Activation dynamics in anisotropic cardiac tissue via decoupling.

Bidomain theory for cardiac tissue assumes two interpenetrating anisotropic media--intracellular (i) and extracellular (e)--connected everywhere via a cell membrane; four local parameters sigma(i,e)(l,t) specify conductivities in the longitudinal (l) and transverse (t) directions with respect to cardiac muscle fibers. The full bidomain model for the propagation of electrical activation consists of coupled elliptic-parabolic partial differential equations for the transmembrane potential upsilon(m) and extracellular potential phi(e), together with quasistatic equations for the flow of current in the extracardiac regions.
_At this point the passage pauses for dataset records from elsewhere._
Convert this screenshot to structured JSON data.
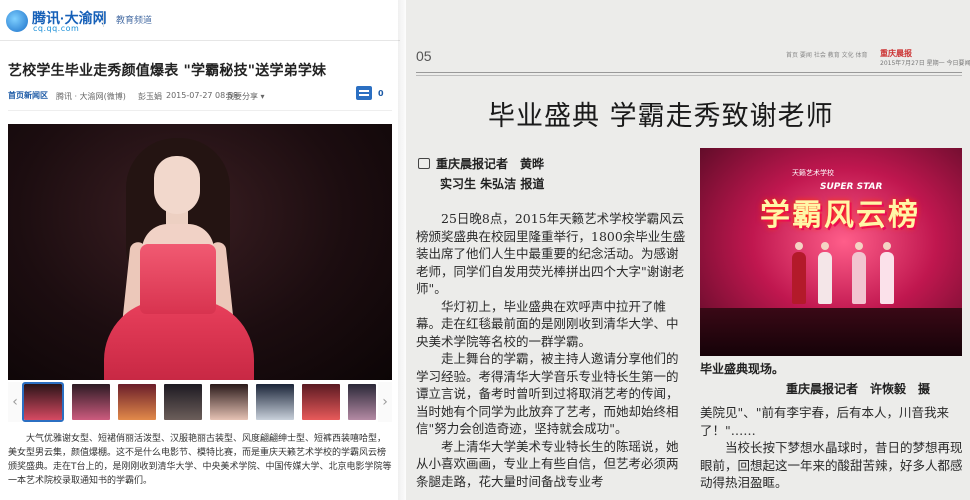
{
  "left": {
    "logo": {
      "main": "腾讯·大渝网",
      "sub": "cq.qq.com"
    },
    "channel": "教育频道",
    "headline": "艺校学生毕业走秀颜值爆表 \"学霸秘技\"送学弟学妹",
    "meta": {
      "tag": "首页新闻区",
      "source": "腾讯 · 大渝网(微博)",
      "author": "彭玉娟",
      "datetime": "2015-07-27 08:58",
      "share": "我要分享 ▾",
      "comments": "0"
    },
    "body": [
      "大气优雅谢女型、短裙俏丽活泼型、汉服艳丽古装型、风度翩翩绅士型、短裤西装嘻哈型，美女型男云集，颜值爆棚。这不是什么电影节、模特比赛，而是重庆天籁艺术学校的学霸风云榜颁奖盛典。走在T台上的，是刚刚收到清华大学、中央美术学院、中国传媒大学、北京电影学院等一本艺术院校录取通知书的学霸们。"
    ]
  },
  "right": {
    "page_number": "05",
    "toc": "首页  要闻  社会  教育  文化  体育",
    "masthead": "重庆晨报",
    "date": "2015年7月27日 星期一  今日要闻",
    "headline": "毕业盛典  学霸走秀致谢老师",
    "byline": {
      "line1": "重庆晨报记者　黄晔",
      "line2": "实习生 朱弘洁 报道"
    },
    "paragraphs": [
      "25日晚8点，2015年天籁艺术学校学霸风云榜颁奖盛典在校园里隆重举行，1800余毕业生盛装出席了他们人生中最重要的纪念活动。为感谢老师，同学们自发用荧光棒拼出四个大字\"谢谢老师\"。",
      "华灯初上，毕业盛典在欢呼声中拉开了帷幕。走在红毯最前面的是刚刚收到清华大学、中央美术学院等名校的一群学霸。",
      "走上舞台的学霸，被主持人邀请分享他们的学习经验。考得清华大学音乐专业特长生第一的谭立言说，备考时曾听到过将取消艺考的传闻，当时她有个同学为此放弃了艺考，而她却始终相信\"努力会创造奇迹，坚持就会成功\"。",
      "考上清华大学美术专业特长生的陈瑶说，她从小喜欢画画，专业上有些自信，但艺考必须两条腿走路，花大量时间备战专业考"
    ],
    "photo": {
      "logo": "天籁艺术学校",
      "title": "学霸风云榜",
      "subtitle": "SUPER STAR"
    },
    "caption": "毕业盛典现场。",
    "credit": "重庆晨报记者　许恢毅　摄",
    "paragraphs2": [
      "美院见\"、\"前有李宇春，后有本人，川音我来了！\"……",
      "当校长按下梦想水晶球时，昔日的梦想再现眼前，回想起这一年来的酸甜苦辣，好多人都感动得热泪盈眶。"
    ]
  }
}
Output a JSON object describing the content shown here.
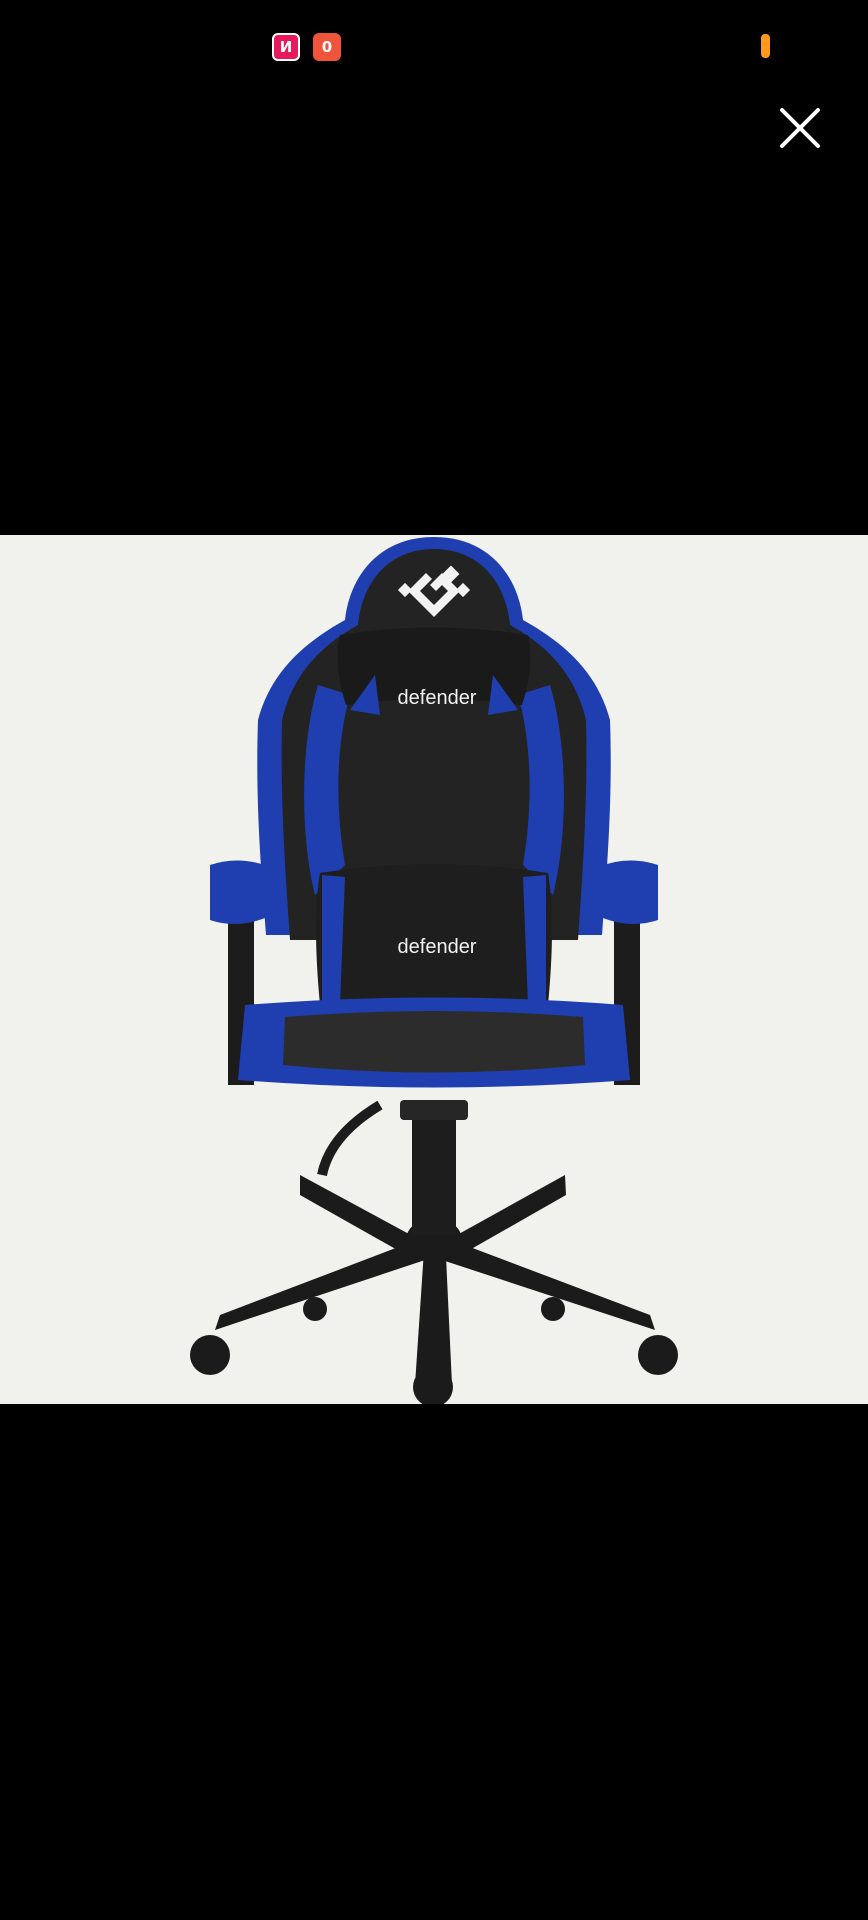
{
  "status_bar": {
    "app_icons": [
      {
        "name": "notification-app-icon-1",
        "glyph": "И",
        "color": "#e8195a"
      },
      {
        "name": "notification-app-icon-2",
        "glyph": "0",
        "color": "#f0553b"
      }
    ],
    "battery_color": "#ff9a1f"
  },
  "viewer": {
    "background": "#f1f1ee",
    "product_image": {
      "brand_text_headrest": "defender",
      "brand_text_lumbar": "defender",
      "accent_color": "#1f3fb0"
    }
  },
  "controls": {
    "close_icon": "close-icon"
  }
}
In this work we develop a preliminary assessment of the consequences of neglecting the effect of the passive extracardiac tissue and intracardiac blood masses on wave propagation in isolated whole heart models and describe a decoupling procedure, which requires no assumptions on the anisotropic conductivities and which yields a single reaction-diffusion equation for simulating the propagation of activation. This reduction to a decoupled model is justified in terms of the dimensionless parameter epsilon = (sigma(i)(l)sigma(e)(t) - sigma(i)(t)sigma(e)(l))/(sigma(i)(l) + sigma(e)(l))(sigma(i)(t) + sigma(e)(t)). Numerical simulations are generated which compare propagation in a sheet H of cardiac tissue using the full bidomain model, an isolated bidomain model, and the decoupled model. Preliminary results suggest that the decoupled model may be adequate for studying general properties of cardiac dynamics in isolated whole heart models.